Thursday, December 6, 2012

Kitchener - Waterloo is the Shining Jewel in Ontario's Technology Dominance

The province of Ontario is by far Canada's leading region for incubating high-tech industries, according to a new report from the Council of Canadian Academies. The province is also a world leader in training scientists from other countries and linking with tech businesses around the world.
"Ontario can make the case for the strength of science and technology enterprise," says Eliot Phillipson, chair of the committee, which wrote the State of Science and Technology in Canada report. Dr. Phillipson is also a professor emeritus of medical science at the University of Toronto.
The study shows that Ontario, with a third of Canada's population, produces half of the country's technology output – and nearly half of its scientific research papers.
Other key findings of the report include:
  • Ontario accounts for almost half of all Canadian R&D expenditures.
  • Ontario is the main hub of Canada's collaboration network.
  • Ontario is the leading province for Canada's total intellectual property ownership.
  • Ontario produces 46 per cent of Canada's bibliometric output (the analysis of peer-reviewed scientific papers).
The practical significance of the findings should be of particular interest to international investors. In sum, the findings define a bedrock of world-class excellence in technology and the sciences. For example, Canada has the third largest video game industry in the world, after the United States and Japan. Ontario alone possesses dozens of game developers, and trains video programmers in colleges from Toronto to Ottawa to Sault Ste Marie.

Dr. Phillipson points out that Ontario is especially strong in two of the six areas of research where Canada excelled in a recent international study: clinical medicine, and information and communication technologies, or ICT (the others are psychology and cognitive sciences, physics and astronomy, visual arts and historical studies).
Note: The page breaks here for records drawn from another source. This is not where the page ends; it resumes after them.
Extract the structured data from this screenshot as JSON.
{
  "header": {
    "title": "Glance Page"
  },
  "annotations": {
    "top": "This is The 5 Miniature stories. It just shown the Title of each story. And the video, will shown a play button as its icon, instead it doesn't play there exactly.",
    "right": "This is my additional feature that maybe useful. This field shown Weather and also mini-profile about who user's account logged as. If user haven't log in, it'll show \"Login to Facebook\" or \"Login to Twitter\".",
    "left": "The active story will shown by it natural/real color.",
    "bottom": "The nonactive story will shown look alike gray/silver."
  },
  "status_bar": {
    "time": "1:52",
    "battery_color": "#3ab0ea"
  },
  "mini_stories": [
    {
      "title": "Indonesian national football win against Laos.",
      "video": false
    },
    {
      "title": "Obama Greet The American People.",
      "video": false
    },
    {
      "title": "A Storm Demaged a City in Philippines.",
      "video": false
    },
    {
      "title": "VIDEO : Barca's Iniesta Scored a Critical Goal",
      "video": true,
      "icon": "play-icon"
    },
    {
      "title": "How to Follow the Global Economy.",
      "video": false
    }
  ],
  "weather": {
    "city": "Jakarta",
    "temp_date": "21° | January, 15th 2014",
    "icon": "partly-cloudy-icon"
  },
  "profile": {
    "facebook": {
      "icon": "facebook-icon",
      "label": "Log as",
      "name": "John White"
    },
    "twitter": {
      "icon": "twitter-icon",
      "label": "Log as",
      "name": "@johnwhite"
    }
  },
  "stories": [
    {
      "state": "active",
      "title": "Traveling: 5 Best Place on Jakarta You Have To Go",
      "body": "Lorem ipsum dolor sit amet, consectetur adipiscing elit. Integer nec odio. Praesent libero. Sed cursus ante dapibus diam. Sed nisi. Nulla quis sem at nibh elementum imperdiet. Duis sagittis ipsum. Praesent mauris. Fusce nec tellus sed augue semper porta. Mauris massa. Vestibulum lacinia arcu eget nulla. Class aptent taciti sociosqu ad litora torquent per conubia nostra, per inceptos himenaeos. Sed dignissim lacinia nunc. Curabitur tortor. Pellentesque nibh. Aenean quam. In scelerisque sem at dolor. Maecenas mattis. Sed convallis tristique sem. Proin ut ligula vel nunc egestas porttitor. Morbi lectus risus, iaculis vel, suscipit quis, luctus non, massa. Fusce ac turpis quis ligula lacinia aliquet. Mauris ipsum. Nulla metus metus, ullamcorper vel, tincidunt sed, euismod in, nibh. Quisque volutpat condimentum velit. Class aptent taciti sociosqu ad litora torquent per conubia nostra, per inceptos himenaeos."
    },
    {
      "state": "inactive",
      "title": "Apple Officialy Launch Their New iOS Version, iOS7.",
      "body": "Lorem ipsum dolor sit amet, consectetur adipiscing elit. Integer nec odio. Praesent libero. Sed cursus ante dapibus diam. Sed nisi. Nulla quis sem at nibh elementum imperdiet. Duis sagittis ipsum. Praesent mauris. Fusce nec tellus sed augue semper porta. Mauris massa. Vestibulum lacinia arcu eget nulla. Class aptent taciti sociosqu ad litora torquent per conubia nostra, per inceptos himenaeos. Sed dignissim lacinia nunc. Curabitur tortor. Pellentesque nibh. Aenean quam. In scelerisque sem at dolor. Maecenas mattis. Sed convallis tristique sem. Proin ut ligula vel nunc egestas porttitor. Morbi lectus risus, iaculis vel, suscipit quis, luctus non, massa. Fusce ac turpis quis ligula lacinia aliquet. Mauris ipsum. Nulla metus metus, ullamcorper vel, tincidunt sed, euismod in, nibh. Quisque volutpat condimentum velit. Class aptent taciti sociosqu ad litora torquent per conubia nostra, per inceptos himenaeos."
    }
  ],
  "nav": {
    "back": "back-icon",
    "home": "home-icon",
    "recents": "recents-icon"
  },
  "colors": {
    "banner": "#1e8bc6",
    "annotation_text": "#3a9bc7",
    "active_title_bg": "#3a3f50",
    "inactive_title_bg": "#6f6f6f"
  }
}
In both clinical medicine and ICT, Ontario has developed "tech clusters" where strong research programs fertilize a profusion of small technology companies. Some of these grow into large companies, which support increased university research, which in turn lures major foreign investors attracted by the opportunity to set up local affiliates.

Perhaps the most well-known and colourful "cluster story" is the tale of an immigrant family from Turkey whose son studied electrical engineering at Ontario's University of Waterloo. That son, Mike Lazaridis, dropped out in order to bid on a research project. He subsequently levered that contract into the multibillion dollar Research in Motion, the company that created the iconic Blackberry mobile phone.

Within a year of launching the Blackberry, RIM ploughed much of the profit back into the university, setting up the now-world-famous Perimeter Institute for Theoretical Physics, soon followed by the Institute for Quantum Computing. Within a short time Microsoft, Oracle, Google and many other offshore giants set up development offices in Waterloo and its sister city of Kitchener. Kitchener-Waterloo, with a modest population of just over 300,000, is now one of the world's premiere ICT clusters.